Thanks Matt. I have recently moved on to doing MIA after finishing Genki II and getting bored with textbooks, and this video was really helpful for how to grade my sentence cards I have been making while playing Persona 4 Golden in Japanese (thank god for the PC release where I can choose language unlike Playstation games, same for 龍が如く0-2 that I just picked up in the current Steam sale).
But do you see any value in still supplementing with a grammar book? Ever since moving from Genki II to MIA about 10 days ago I still learn one grammar rule a day out of Tobira and then put the 3-5 example sentences given for that rule into a bunpou deck made of MIA Japanese sentence cards except instead of a word I'll put the grammar point on the back.
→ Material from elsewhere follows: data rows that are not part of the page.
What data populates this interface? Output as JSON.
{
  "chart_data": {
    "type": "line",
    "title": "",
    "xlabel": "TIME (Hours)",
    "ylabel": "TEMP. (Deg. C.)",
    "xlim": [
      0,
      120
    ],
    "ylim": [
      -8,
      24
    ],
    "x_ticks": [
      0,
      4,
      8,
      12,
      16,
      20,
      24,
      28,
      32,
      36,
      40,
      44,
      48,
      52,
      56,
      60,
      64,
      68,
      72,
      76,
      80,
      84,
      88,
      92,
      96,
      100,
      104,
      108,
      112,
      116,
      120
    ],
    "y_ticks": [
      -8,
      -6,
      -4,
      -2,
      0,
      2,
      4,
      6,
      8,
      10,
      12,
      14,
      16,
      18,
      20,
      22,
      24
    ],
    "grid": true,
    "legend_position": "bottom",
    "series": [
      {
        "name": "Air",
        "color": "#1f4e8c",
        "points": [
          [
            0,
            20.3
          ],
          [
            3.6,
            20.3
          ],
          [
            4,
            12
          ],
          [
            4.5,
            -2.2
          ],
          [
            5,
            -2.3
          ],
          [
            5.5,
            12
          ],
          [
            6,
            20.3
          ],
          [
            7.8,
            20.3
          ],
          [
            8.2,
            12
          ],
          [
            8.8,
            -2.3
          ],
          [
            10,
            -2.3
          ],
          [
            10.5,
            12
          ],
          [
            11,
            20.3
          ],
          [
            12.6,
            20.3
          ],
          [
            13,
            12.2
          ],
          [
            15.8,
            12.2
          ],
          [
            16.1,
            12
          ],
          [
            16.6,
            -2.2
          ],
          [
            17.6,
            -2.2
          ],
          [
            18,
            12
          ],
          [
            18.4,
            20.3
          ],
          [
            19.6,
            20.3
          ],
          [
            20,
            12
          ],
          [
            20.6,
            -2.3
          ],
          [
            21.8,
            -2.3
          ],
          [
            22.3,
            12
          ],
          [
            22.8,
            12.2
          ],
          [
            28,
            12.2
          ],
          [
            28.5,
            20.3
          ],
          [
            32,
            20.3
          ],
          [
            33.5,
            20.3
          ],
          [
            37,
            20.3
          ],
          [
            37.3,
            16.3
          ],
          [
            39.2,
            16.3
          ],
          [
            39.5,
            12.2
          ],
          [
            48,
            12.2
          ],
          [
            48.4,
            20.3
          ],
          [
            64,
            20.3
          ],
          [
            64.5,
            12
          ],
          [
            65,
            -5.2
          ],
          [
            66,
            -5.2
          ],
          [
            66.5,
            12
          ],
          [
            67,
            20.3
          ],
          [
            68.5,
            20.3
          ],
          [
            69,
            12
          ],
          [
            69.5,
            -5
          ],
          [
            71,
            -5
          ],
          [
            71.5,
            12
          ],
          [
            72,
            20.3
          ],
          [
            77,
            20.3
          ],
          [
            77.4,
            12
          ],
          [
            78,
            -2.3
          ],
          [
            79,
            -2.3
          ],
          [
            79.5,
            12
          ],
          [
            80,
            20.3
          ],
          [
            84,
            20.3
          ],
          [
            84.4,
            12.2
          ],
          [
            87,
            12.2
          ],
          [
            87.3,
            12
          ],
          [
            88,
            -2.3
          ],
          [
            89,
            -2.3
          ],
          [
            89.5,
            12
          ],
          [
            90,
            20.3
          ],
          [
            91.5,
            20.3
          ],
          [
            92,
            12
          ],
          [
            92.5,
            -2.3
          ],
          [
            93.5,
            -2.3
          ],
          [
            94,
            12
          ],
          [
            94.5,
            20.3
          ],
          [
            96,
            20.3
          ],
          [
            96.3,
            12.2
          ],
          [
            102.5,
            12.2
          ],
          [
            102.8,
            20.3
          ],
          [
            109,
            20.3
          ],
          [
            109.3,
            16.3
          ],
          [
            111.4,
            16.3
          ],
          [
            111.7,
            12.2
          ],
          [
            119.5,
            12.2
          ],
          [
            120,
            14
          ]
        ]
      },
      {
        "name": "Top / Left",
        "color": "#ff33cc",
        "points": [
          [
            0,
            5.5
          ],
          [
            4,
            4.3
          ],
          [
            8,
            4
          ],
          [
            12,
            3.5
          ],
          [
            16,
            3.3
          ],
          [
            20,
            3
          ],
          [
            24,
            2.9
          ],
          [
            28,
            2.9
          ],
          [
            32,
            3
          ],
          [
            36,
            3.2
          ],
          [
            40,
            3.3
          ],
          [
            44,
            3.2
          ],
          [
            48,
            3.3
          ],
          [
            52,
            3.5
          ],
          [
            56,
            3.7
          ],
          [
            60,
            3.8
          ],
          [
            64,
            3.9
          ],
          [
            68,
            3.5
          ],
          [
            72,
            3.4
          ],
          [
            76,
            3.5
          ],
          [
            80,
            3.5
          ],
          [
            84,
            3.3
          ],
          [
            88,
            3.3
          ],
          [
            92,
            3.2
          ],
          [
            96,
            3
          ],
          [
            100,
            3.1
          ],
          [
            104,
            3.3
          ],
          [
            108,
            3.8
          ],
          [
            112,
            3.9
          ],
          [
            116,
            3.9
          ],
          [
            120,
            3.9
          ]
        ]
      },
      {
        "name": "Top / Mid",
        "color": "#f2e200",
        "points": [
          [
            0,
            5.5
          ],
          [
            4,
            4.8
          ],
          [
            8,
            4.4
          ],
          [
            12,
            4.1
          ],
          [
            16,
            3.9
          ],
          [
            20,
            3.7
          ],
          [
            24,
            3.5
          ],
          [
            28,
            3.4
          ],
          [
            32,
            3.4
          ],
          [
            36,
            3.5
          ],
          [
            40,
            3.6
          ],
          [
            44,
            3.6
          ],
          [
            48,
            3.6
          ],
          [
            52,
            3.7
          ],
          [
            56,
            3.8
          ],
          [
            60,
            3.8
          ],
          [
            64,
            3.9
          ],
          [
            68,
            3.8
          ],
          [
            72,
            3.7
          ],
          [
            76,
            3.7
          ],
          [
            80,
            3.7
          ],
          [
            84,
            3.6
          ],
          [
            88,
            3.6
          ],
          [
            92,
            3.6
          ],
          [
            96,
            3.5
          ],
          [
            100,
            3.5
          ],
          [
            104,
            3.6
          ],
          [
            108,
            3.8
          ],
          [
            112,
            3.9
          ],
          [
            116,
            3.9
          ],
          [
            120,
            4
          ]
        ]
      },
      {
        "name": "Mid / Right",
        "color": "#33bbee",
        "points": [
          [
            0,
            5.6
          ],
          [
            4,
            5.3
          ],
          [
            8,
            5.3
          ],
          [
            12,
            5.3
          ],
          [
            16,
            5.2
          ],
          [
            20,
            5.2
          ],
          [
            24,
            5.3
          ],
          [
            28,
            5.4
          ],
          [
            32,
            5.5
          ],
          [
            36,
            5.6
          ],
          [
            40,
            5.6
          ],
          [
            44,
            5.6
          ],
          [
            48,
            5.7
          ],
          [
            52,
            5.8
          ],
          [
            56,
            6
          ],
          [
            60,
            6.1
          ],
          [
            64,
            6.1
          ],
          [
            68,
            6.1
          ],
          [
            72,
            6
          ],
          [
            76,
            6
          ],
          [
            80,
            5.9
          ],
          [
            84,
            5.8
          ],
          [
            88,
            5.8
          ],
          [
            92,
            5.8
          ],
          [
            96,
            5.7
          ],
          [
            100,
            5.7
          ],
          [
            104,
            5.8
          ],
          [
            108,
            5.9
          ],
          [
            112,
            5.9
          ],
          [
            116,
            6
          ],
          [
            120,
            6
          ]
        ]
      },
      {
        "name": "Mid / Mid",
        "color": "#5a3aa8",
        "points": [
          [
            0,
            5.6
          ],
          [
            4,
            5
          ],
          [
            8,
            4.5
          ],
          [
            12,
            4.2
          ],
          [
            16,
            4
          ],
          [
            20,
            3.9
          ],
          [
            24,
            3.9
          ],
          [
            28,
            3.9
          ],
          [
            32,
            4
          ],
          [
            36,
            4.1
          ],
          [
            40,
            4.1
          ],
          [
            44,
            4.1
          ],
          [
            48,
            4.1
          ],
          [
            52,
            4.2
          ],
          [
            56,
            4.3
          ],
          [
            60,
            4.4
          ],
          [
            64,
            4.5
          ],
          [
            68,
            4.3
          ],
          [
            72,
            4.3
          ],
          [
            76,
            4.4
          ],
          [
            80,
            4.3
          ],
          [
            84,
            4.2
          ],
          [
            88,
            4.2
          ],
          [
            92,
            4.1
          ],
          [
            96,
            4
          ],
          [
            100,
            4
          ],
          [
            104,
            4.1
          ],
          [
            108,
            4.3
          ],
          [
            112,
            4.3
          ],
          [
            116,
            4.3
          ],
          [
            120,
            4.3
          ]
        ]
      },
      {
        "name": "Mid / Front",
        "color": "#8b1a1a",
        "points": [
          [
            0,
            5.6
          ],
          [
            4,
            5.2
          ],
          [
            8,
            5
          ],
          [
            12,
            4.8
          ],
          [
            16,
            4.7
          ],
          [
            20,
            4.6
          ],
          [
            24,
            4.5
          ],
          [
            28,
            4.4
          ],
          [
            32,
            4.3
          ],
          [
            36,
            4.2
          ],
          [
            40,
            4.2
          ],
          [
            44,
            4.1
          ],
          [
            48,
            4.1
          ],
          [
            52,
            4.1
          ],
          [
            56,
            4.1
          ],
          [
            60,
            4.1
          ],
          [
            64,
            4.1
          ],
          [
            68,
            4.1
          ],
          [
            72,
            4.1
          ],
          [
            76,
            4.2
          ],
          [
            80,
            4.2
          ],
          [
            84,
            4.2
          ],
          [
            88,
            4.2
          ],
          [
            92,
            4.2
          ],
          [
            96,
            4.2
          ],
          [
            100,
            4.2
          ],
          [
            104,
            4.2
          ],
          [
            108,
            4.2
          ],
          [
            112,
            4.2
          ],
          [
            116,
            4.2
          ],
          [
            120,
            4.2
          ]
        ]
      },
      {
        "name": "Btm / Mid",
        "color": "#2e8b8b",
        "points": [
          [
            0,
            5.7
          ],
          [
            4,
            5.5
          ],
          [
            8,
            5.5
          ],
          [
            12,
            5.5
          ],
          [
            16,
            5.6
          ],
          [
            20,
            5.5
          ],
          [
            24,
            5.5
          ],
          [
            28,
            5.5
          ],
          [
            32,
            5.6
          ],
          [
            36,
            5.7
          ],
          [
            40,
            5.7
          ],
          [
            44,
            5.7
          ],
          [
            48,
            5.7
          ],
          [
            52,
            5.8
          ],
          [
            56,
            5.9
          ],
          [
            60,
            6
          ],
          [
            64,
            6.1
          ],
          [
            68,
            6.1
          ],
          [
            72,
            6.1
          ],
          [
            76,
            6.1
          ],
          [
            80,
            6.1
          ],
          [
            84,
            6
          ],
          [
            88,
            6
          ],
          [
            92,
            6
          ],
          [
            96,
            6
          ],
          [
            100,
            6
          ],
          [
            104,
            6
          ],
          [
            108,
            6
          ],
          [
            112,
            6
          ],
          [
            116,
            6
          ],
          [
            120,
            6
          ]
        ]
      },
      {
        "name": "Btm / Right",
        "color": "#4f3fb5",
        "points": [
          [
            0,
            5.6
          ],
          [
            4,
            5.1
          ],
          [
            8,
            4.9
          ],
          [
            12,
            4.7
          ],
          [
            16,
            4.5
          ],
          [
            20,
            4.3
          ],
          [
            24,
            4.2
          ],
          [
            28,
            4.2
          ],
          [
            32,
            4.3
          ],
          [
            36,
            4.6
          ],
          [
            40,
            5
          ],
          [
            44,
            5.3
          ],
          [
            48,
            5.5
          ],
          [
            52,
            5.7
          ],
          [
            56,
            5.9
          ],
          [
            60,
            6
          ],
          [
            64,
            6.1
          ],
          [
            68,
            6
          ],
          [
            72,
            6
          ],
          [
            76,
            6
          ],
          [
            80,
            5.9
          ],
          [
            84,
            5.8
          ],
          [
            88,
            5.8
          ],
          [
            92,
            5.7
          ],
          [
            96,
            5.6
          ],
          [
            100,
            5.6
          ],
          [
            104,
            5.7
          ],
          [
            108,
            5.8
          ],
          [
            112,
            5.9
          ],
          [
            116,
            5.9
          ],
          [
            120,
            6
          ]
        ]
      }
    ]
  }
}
But it's definitely the supplement and the strong majority of my study right now is doing things like playing Persona 4 Golden (JPN voices, JPN menu, JPN subtitles), watching Shirokuma Cafe, Naruto, and the Persona anime, reading Yostuba and NHK Easy News, and doing reviews of the mined sentences.
I can't find a link to the article which you mention in the very beginning of the video. The one with the detailed explanation what sentence card is. Could you please help me? Which link is it?
When will you release the Stage 1 guide on MIA? For me a lot of the stuff seems kinda confusing since I'm studying a different language than Japanese...
Hey Matt I can't remember which video you shared this little gem on but when searching for cards in anki it can be difficult to find the word you're looking for because of the japanese support parentheses in the field. How do you filter your search to ignore those brackets? If anyone else knows please let me know!
Nice lighting 👌
What I don't understand is, do you really only need sentence cards with target language on the front and whatever is needed to understand on the back? Shouldn't there be any reproduction cards like English phrase on the front and target language on the back? Would be glad to hear your thoughts on that. I think especially when studying isolated vocabulary I often realise that I might know the meaning when I hear it in the target language but I cannot reproduce it when e.g. someone asks me what a word means in the target language.
I always use translations for me cards, but now I’m questioning my approach because of your argument
What do you think about DJT Quizmaster's Audio cards (misleading name)?
I know you (rightfully) dislike basic out-of-context words cards, but what about the audio cards? You have the word on the front, and the definition and audio + additional context on the back (example sentence and a snapshot). The reasons to use this format are:
- less workload (because you haven't to read an entire sentence where the focus is actually just a certain segment)
- faster to test
- unlike sentence cards, they aren't too easy (you won't encounter the same exact context so they are _too_ easy)
I initially went with sentence cards since that's what MIA advised, but after trying them I found DJT's audio cards to be more fruitful. You can find more in-depth information googling "DJT Quizmaster" and clicking the first Anki Guide site. Anyway, thanks for the video!
I covered this in-depth in my most recent Patreon-exclusive Q&A video.
What about if i am not able to produce the same sentence? But i can easily understood it... Do i pass or fail?